You also have the option of doing retirement investing using Roth and traditional IRAs, annuities and mutual funds. Keep in mind that mutual funds don’t offer any tax savings but can be accessed if you need emergency cash. The Roth won’t save you in tax dollars either but you don’t have to pay taxes on the growth money. Annuities did give you tax relief on its growth until you take the funds out. And, traditional IRAS counterbalance the taxable dollars for the year you invest, allowing the funds that grow to be tax-deferred

4 thoughts on “Retirement Investing”

  1. Right now, I’ve pulled most of my investments out of mutual fund and put them in bank CD’s – much safer in this crazy economy. I’m retiring in the next 15 years, so I’m trying to save like crazy and hope that the banks don’t go under.

  2. A good rule to live by is “pay yourself first.” Each paycheck, automatically save 10% (or more if you can afford it). Pay yourself immediately — not after all your other expenses. Put the money in a segregated account so you won’t be tempted to spend it. An investment account is best, but even a savings or CD account is better than nothing. If you do this consistently without fail and never touch the money and you start young enough (like age 25), it is quite likely you will become a millionaire by the time you reach retirement age.

  3. Retirement investing is one thing that we Americans don’t take seriously when it matters. Most of us start thinking about it after reaching last ladder in the career tree. Planing it at the early stages would give more options and more benefits at the later stages of life.

    On the contrary, I had no idea that the system might get hit by baby boomers! I hope they are ready for it!

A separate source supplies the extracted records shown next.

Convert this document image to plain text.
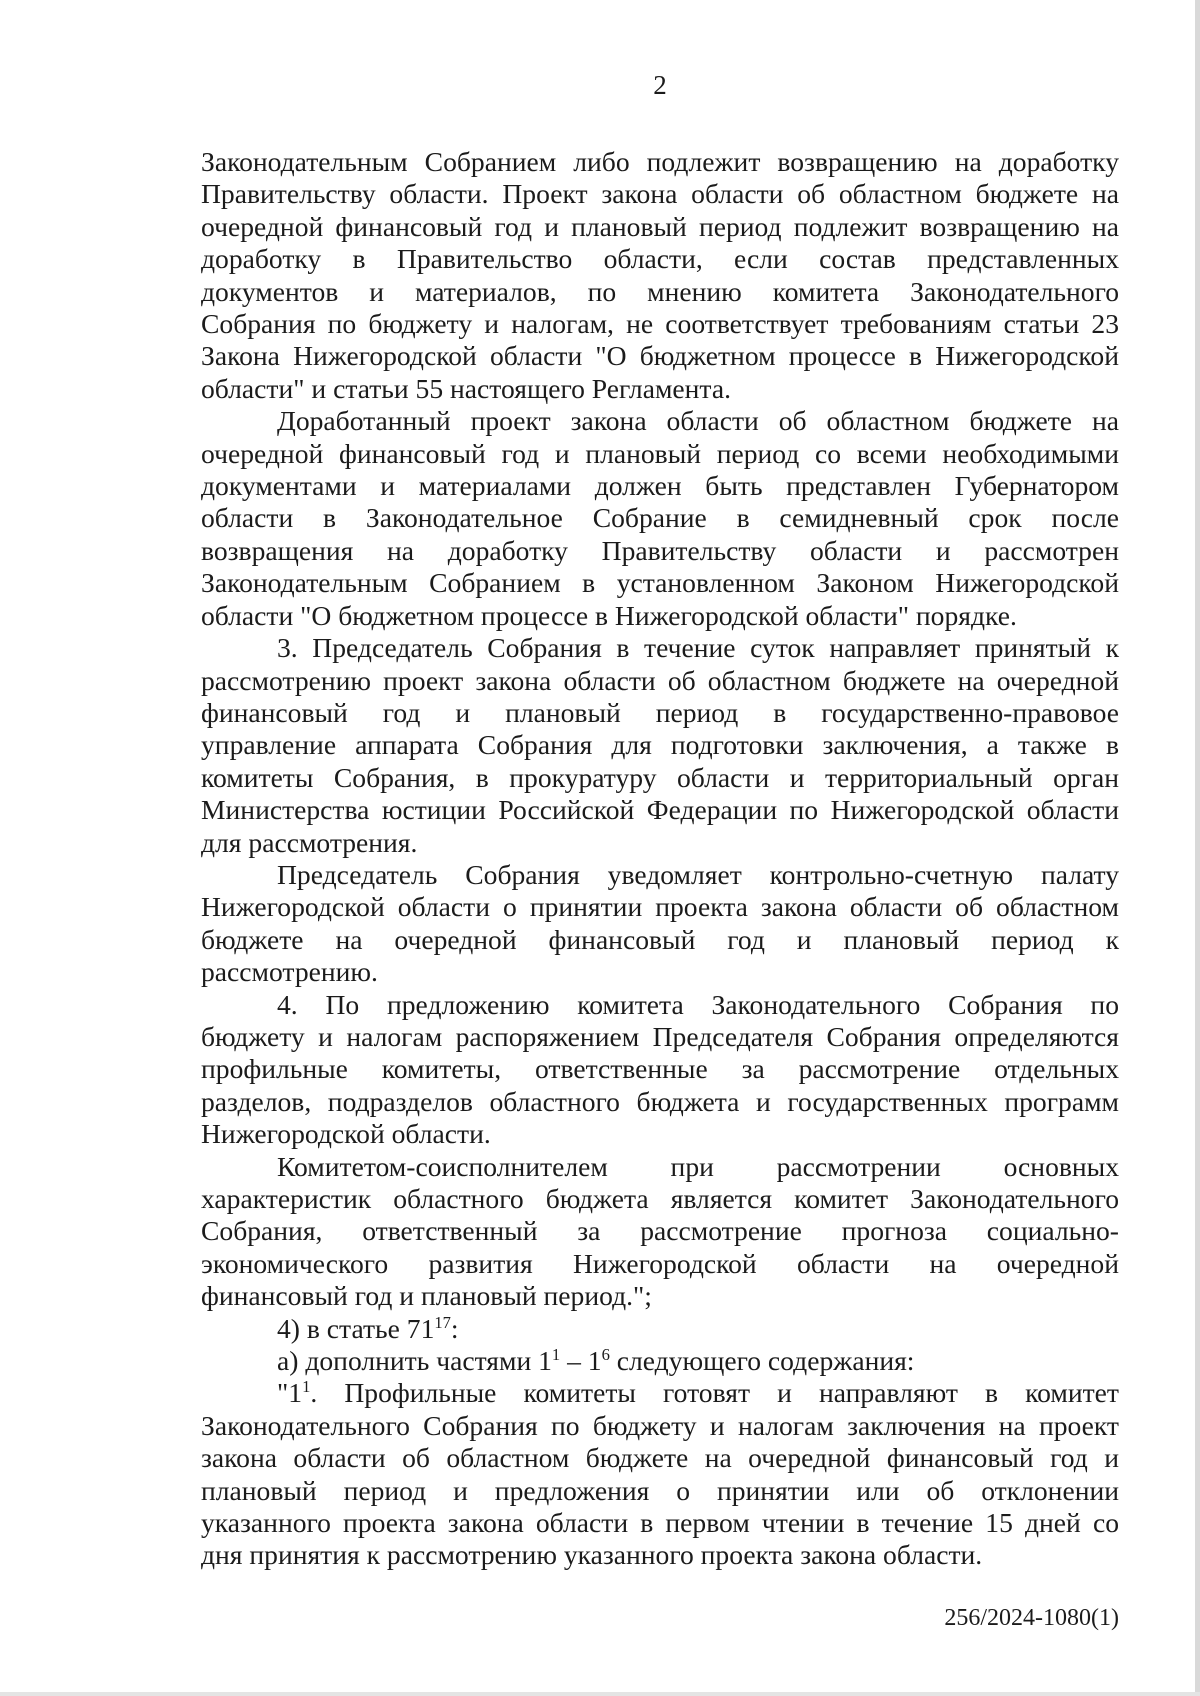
2
Законодательным Собранием либо подлежит возвращению на доработку
Правительству области. Проект закона области об областном бюджете на
очередной финансовый год и плановый период подлежит возвращению на
доработку в Правительство области, если состав представленных
документов и материалов, по мнению комитета Законодательного
Собрания по бюджету и налогам, не соответствует требованиям статьи 23
Закона Нижегородской области "О бюджетном процессе в Нижегородской
области" и статьи 55 настоящего Регламента.
Доработанный проект закона области об областном бюджете на
очередной финансовый год и плановый период со всеми необходимыми
документами и материалами должен быть представлен Губернатором
области в Законодательное Собрание в семидневный срок после
возвращения на доработку Правительству области и рассмотрен
Законодательным Собранием в установленном Законом Нижегородской
области "О бюджетном процессе в Нижегородской области" порядке.
3. Председатель Собрания в течение суток направляет принятый к
рассмотрению проект закона области об областном бюджете на очередной
финансовый год и плановый период в государственно-правовое
управление аппарата Собрания для подготовки заключения, а также в
комитеты Собрания, в прокуратуру области и территориальный орган
Министерства юстиции Российской Федерации по Нижегородской области
для рассмотрения.
Председатель Собрания уведомляет контрольно-счетную палату
Нижегородской области о принятии проекта закона области об областном
бюджете на очередной финансовый год и плановый период к
рассмотрению.
4. По предложению комитета Законодательного Собрания по
бюджету и налогам распоряжением Председателя Собрания определяются
профильные комитеты, ответственные за рассмотрение отдельных
разделов, подразделов областного бюджета и государственных программ
Нижегородской области.
Комитетом-соисполнителем при рассмотрении основных
характеристик областного бюджета является комитет Законодательного
Собрания, ответственный за рассмотрение прогноза социально-
экономического развития Нижегородской области на очередной
финансовый год и плановый период.";
4) в статье $71^{17}$:
а) дополнить частями $1^1 - 1^6$ следующего содержания:
"$1^1$. Профильные комитеты готовят и направляют в комитет
Законодательного Собрания по бюджету и налогам заключения на проект
закона области об областном бюджете на очередной финансовый год и
плановый период и предложения о принятии или об отклонении
указанного проекта закона области в первом чтении в течение 15 дней со
дня принятия к рассмотрению указанного проекта закона области.
256/2024-1080(1)
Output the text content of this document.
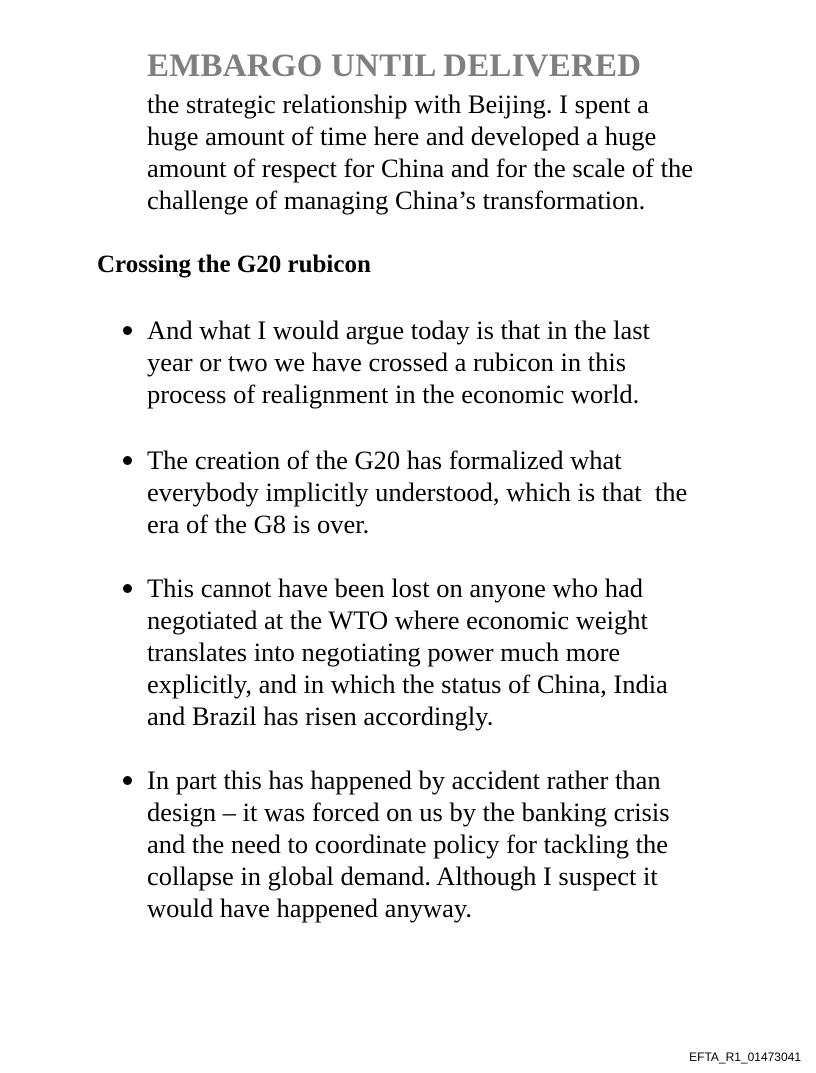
EMBARGO UNTIL DELIVERED
the strategic relationship with Beijing. I spent a
huge amount of time here and developed a huge
amount of respect for China and for the scale of the
challenge of managing China’s transformation.
Crossing the G20 rubicon
And what I would argue today is that in the last
year or two we have crossed a rubicon in this
process of realignment in the economic world.
The creation of the G20 has formalized what
everybody implicitly understood, which is that  the
era of the G8 is over.
This cannot have been lost on anyone who had
negotiated at the WTO where economic weight
translates into negotiating power much more
explicitly, and in which the status of China, India
and Brazil has risen accordingly.
In part this has happened by accident rather than
design – it was forced on us by the banking crisis
and the need to coordinate policy for tackling the
collapse in global demand. Although I suspect it
would have happened anyway.
EFTA_R1_01473041
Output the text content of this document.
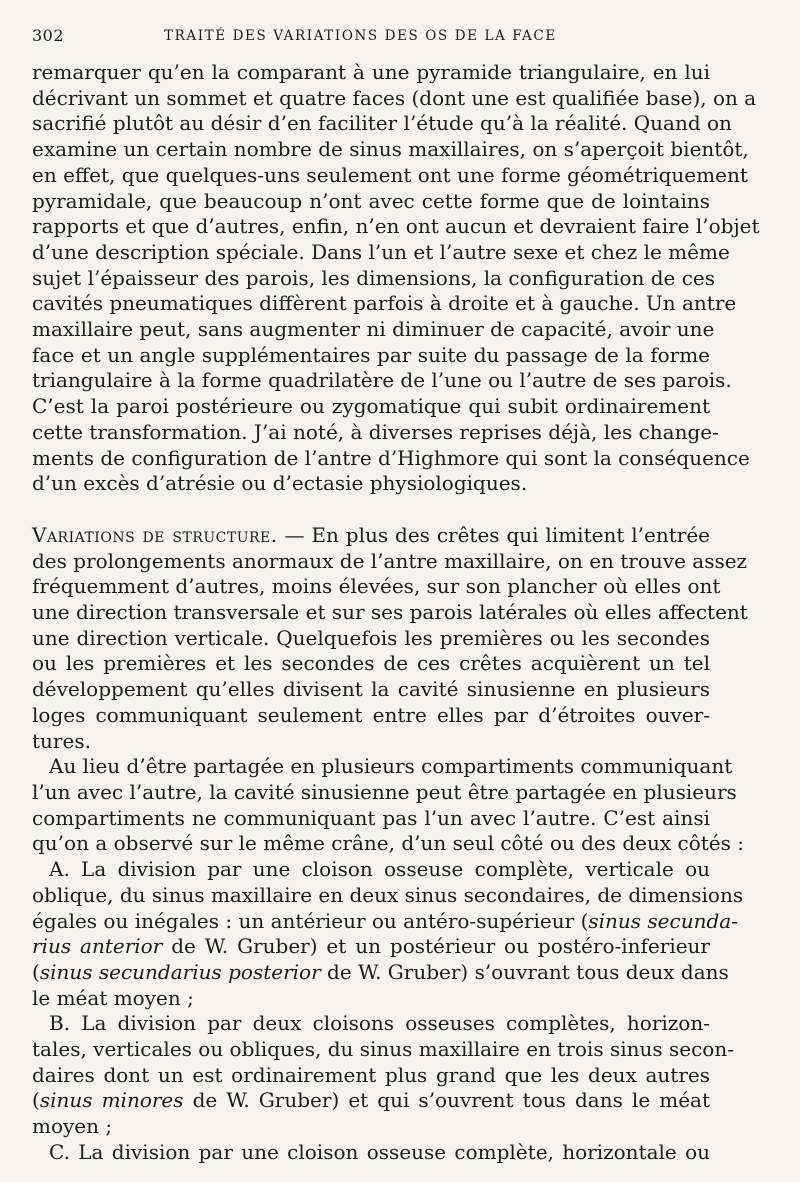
302	TRAITÉ DES VARIATIONS DES OS DE LA FACE
remarquer qu’en la comparant à une pyramide triangulaire, en lui
décrivant un sommet et quatre faces (dont une est qualifiée base), on a
sacrifié plutôt au désir d’en faciliter l’étude qu’à la réalité. Quand on
examine un certain nombre de sinus maxillaires, on s’aperçoit bientôt,
en effet, que quelques-uns seulement ont une forme géométriquement
pyramidale, que beaucoup n’ont avec cette forme que de lointains
rapports et que d’autres, enfin, n’en ont aucun et devraient faire l’objet
d’une description spéciale. Dans l’un et l’autre sexe et chez le même
sujet l’épaisseur des parois, les dimensions, la configuration de ces
cavités pneumatiques diffèrent parfois à droite et à gauche. Un antre
maxillaire peut, sans augmenter ni diminuer de capacité, avoir une
face et un angle supplémentaires par suite du passage de la forme
triangulaire à la forme quadrilatère de l’une ou l’autre de ses parois.
C’est la paroi postérieure ou zygomatique qui subit ordinairement
cette transformation. J’ai noté, à diverses reprises déjà, les change-
ments de configuration de l’antre d’Highmore qui sont la conséquence
d’un excès d’atrésie ou d’ectasie physiologiques.
Variations de structure. — En plus des crêtes qui limitent l’entrée
des prolongements anormaux de l’antre maxillaire, on en trouve assez
fréquemment d’autres, moins élevées, sur son plancher où elles ont
une direction transversale et sur ses parois latérales où elles affectent
une direction verticale. Quelquefois les premières ou les secondes
ou les premières et les secondes de ces crêtes acquièrent un tel
développement qu’elles divisent la cavité sinusienne en plusieurs
loges communiquant seulement entre elles par d’étroites ouver-
tures.
Au lieu d’être partagée en plusieurs compartiments communiquant
l’un avec l’autre, la cavité sinusienne peut être partagée en plusieurs
compartiments ne communiquant pas l’un avec l’autre. C’est ainsi
qu’on a observé sur le même crâne, d’un seul côté ou des deux côtés :
A. La division par une cloison osseuse complète, verticale ou
oblique, du sinus maxillaire en deux sinus secondaires, de dimensions
égales ou inégales : un antérieur ou antéro-supérieur (sinus secunda-
rius anterior de W. Gruber) et un postérieur ou postéro-inferieur
(sinus secundarius posterior de W. Gruber) s’ouvrant tous deux dans
le méat moyen ;
B. La division par deux cloisons osseuses complètes, horizon-
tales, verticales ou obliques, du sinus maxillaire en trois sinus secon-
daires dont un est ordinairement plus grand que les deux autres
(sinus minores de W. Gruber) et qui s’ouvrent tous dans le méat
moyen ;
C. La division par une cloison osseuse complète, horizontale ou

  4. Personally, I think it would be political suicide for politicians to renege on the promise of Social Security for future generations, but that doesn’t change the wisdom of this post. Why? — Because even if younger people do receive social security benefits, they are highly unlikely to be enough to meet their monthly living expenses. According to the Social Security website, the average monthly Social Security benefit for a retired worker was about $1,177 at the beginning of 2011. ( http://1.usa.gov/kesyTC ) Think about that, that will barely cover apartment rent, let alone food, utilities, medicine, insurance, gasoline, clothing and other expenses of life. Everyone should plan to have their own retirement nest egg in addition to Social Security. The author’s suggestion to establish an IRA if you don’t have a 401k plan where you work is an excellent one. The stock market historically provides the best returns (about 10% a year based on a 100 year average). Just remember to diversify and buy quality stocks! If you don’t know what you are doing, consider EFTs or Mutual Funds that mirror the broad market. Good luck!